The usage of join_bytes can best be illustrated by the following two interpreter sessions.

Python 2.7.10:

>>> from pyslet.py2 import join_bytes
>>> join_bytes(list(b'abc'))
'abc'
>>> b''.join(list(b'abc'))
'abc'

Python 3.5.1:

>>> from pyslet.py2 import join_bytes
>>> join_bytes(list(b'abc'))
b'abc'
>>> b''.join(list(b'abc'))
Traceback (most recent call last):
  File "<stdin>", line 1, in <module>
TypeError: sequence item 0: expected a bytes-like object, int found
pyslet.py2.byte_to_bstr(arg)

Given a single byte, returns a bytes object of length 1 containing that byte. This is a more efficient way of writing:

join_bytes([arg])

In Python 2 this is a no-operation but in Python 3 it is effectively the same as the above.

2.2.2. Printing to stdout

pyslet.py2.output(txt)

Simple function for writing to stdout

Not as sophisticated as Python 3’s print function but designed to be more of a companion to the built in input.

2.2.3. Numeric Definitions

pyslet.py2.long2()

Missing from Python 3, equivalent to the builtin int.

2.2.4. Iterable Fixes

Python 3 made a number of changes to the way objects are iterated.

pyslet.py2.range3(*args)

Uses Python 3 range semantics, maps to xrange in Python 2.

pyslet.py2.dict_keys(d)

Returns an iterable object representing the keys in the dictionary d.

pyslet.py2.dict_values(d)

Returns an iterable object representing the values in the dictionary d.

2.2.5. Comparisons

class pyslet.py2.SortableMixin

Bases: object

Mixin class for handling comparisons

Utility class for helping provide comparisons that are compatible with Python 2 and Python 3. Classes must define a method sortkey() which returns a sortable key value representing the instance.

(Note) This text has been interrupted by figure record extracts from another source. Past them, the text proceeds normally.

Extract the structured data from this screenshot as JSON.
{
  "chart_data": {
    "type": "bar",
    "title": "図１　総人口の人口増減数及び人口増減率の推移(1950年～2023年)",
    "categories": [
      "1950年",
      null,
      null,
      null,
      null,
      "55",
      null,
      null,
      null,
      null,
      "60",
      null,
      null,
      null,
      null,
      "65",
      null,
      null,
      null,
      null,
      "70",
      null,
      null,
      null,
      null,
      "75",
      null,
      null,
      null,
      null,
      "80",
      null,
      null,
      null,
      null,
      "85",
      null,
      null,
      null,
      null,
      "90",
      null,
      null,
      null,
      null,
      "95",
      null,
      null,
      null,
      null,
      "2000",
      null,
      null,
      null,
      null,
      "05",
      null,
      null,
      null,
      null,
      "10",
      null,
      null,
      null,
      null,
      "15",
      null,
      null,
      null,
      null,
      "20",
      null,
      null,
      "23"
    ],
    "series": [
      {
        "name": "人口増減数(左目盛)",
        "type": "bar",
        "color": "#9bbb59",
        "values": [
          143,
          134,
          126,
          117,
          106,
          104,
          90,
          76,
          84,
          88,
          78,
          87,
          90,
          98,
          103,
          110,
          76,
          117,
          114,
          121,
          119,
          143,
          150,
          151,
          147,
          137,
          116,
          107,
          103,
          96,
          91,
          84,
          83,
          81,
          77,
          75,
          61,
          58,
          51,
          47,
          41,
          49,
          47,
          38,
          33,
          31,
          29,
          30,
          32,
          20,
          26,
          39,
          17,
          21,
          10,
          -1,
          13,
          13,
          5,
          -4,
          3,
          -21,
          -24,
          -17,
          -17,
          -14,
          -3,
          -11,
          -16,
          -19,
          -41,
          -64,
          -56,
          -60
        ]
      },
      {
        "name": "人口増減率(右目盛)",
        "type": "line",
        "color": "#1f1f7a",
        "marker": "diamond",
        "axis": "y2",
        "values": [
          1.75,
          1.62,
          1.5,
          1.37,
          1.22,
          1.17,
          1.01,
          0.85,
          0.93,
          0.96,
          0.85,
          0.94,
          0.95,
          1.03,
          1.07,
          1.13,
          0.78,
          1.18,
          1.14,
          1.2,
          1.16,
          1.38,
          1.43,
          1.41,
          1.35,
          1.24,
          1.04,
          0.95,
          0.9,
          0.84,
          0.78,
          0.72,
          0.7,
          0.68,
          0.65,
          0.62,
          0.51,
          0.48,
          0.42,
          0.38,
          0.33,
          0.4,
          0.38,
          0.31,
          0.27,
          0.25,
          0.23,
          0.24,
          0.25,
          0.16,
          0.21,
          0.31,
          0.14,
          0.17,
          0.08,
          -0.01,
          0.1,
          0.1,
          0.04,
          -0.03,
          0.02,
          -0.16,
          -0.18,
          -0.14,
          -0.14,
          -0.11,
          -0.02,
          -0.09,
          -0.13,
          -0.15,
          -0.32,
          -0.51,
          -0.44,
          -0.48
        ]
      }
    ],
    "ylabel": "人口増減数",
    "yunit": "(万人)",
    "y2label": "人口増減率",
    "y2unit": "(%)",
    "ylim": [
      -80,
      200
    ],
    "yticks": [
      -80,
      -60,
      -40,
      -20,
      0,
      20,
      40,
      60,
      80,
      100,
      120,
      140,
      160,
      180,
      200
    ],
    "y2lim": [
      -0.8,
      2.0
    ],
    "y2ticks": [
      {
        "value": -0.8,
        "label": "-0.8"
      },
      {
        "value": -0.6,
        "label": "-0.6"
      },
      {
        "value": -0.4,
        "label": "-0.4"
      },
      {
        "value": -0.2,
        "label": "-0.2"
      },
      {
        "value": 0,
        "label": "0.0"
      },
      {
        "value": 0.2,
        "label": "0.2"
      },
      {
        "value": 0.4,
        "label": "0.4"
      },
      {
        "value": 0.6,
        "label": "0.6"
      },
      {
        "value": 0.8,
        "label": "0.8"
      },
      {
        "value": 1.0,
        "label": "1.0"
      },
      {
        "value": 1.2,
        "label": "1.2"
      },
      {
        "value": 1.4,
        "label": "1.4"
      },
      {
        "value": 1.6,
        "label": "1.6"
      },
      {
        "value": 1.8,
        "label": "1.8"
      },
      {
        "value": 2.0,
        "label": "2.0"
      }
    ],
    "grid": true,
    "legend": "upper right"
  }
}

Derived classes may optionally override the classmethod otherkey() to provide an ordering against other object types.

This mixin then adds implementations for all of the comparison methods: __eq__, __ne__, __lt__, __le__, __gt__, __ge__.

sortkey()

Returns a value to use as a key for sorting.

By default returns NotImplemented. This value causes the comparison functions to also return NotImplemented.

otherkey(other)

Returns a value to use as a key for sorting

The difference between this method and sortkey() is that this method takes an arbitrary object and either returns the key to use when comparing with this instance or NotImplemented if the sorting is not supported.

You don’t have to override this implementation, by default it returns other.sortkey() if other is an instance of the same class as self, otherwise it returns NotImplemented.

class pyslet.py2.CmpMixin

Bases: object

Mixin class for handling comparisons

For compatibility with Python 2’s __cmp__ method this class defines an implementation of __eq__, __lt__, __le__, __gt__, __ge__ that are redirected to __cmp__. These are the minimum methods required for Python’s rich comparisons.

In Python 2 it also provides an implementation of __ne__ that simply inverts the result of __eq__. (This is not required in Python 3.)

2.2.6. Misc Fixes

Imports the builtins module enabling you to import it from py2 instead of having to guess between __builtin__ (Python 2) and builtins (Python 3).

pyslet.py2.urlopen(*args, **kwargs)

Imported from urllib.request in Python 3, from urlib in Python 2.

pyslet.py2.urlencode(*args, **kwargs)

Imported from urllib.parse in Python 3, from urlib in Python 2.

pyslet.py2.urlquote(*args, **kwargs)

Imported from urllib.parse.quote in Python 3, from urlib.quote in Python 2.

pyslet.py2.parse_qs(*args, **kwargs)

Imported from urllib.parse in Python 3, from urlparse in Python 2.